The deal deepens trade and economic ties between Kazakhstan and Iran, and follows a framework cooperation agreement signed in December 2025 during the Iranian president's visit to the Central Asian country, as Astana courts foreign investors to expand value-added food processing.
The plant, with annual capacity of 155,000 tonnes, is being built in the Almaty region, where construction and installation work is already under way, the report stated. The agreement was signed by Kazakh Agriculture Minister Aidarbek Saparov and Solico Group president Gholam Ali Soleimani.

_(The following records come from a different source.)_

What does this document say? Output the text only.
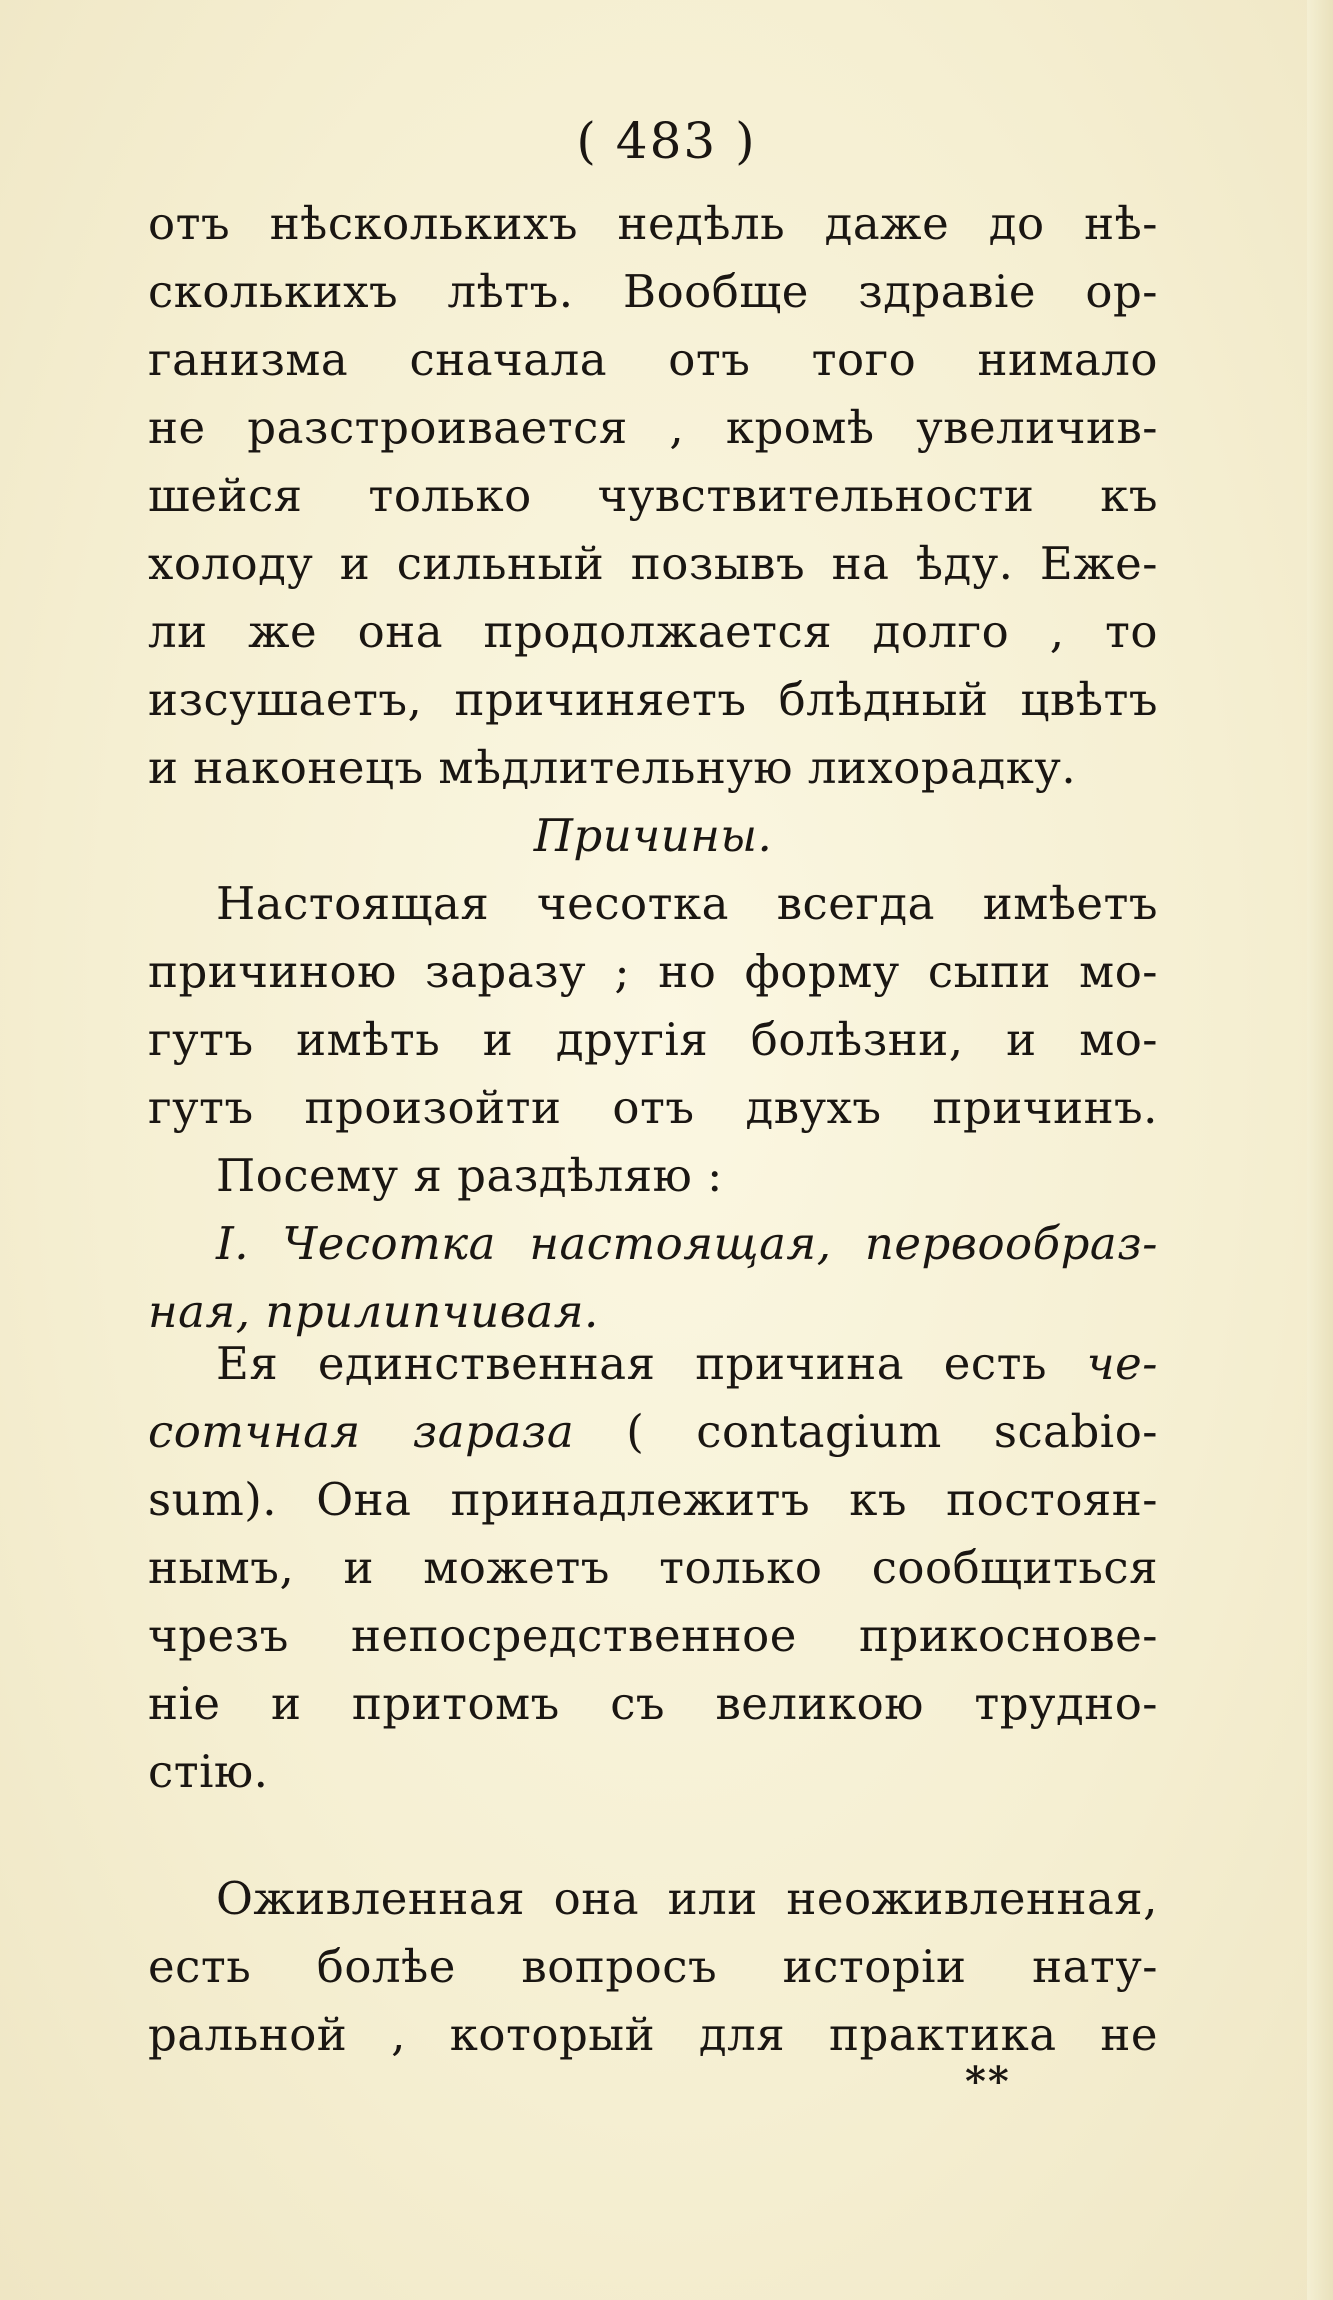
( 483 )
отъ нѣсколькихъ недѣль даже до нѣ-
сколькихъ лѣтъ. Вообще здравіе ор-
ганизма сначала отъ того нимало
не разстроивается , кромѣ увеличив-
шейся только чувствительности къ
холоду и сильный позывъ на ѣду. Еже-
ли же она продолжается долго , то
изсушаетъ, причиняетъ блѣдный цвѣтъ
и наконецъ мѣдлительную лихорадку.
Причины.
Настоящая чесотка всегда имѣетъ
причиною заразу ; но форму сыпи мо-
гутъ имѣть и другія болѣзни, и мо-
гутъ произойти отъ двухъ причинъ.
Посему я раздѣляю :
I. Чесотка настоящая, первообраз-
ная, прилипчивая.
Ея единственная причина есть че-
сотчная зараза ( contagium scabio-
sum). Она принадлежитъ къ постоян-
нымъ, и можетъ только сообщиться
чрезъ непосредственное прикоснове-
ніе и притомъ съ великою трудно-
стію.
Оживленная она или неоживленная,
есть болѣе вопросъ исторіи нату-
ральной , который для практика не
**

Saparov said attracting strategic investors into agricultural processing was a key government policy, noting that cheese and cottage-cheese output in Kazakhstan rose 13.1% in 2025. He said the project would expand processing capacity and create a guaranteed market for domestic milk producers.
Soleimani described Kazakhstan as a long-term strategic partner with significant agricultural potential and a favourable investment climate, and said the company was studying further projects in potato processing and baby-food production.
The agreement provides a package of state incentives, including the supply of engineering infrastructure to the site. Construction is due to be completed and the plant commissioned in 2029.
The investor committed to creating at least 400 permanent jobs, training Kazakh specialists and transferring production technology, the report said. The company also plans to direct about KZT50mn a year to social initiatives in the Almaty region between 2028 and 2038.
Solico Group began in the 1970s as a small meat-products business founded by Soleimani in Tehran and grew into one of Iran’s biggest food conglomerates, later expanding into dairy, ice cream, beverages and wider regional distribution.
Its foreign-investment push has increasingly centred on overseas production hubs rather than passive stakes, most notably an AED 130mn SoFood plant in Jebel Ali Free Zone and investments in the Lotus Free Zone in Russia across the Caspian Sea.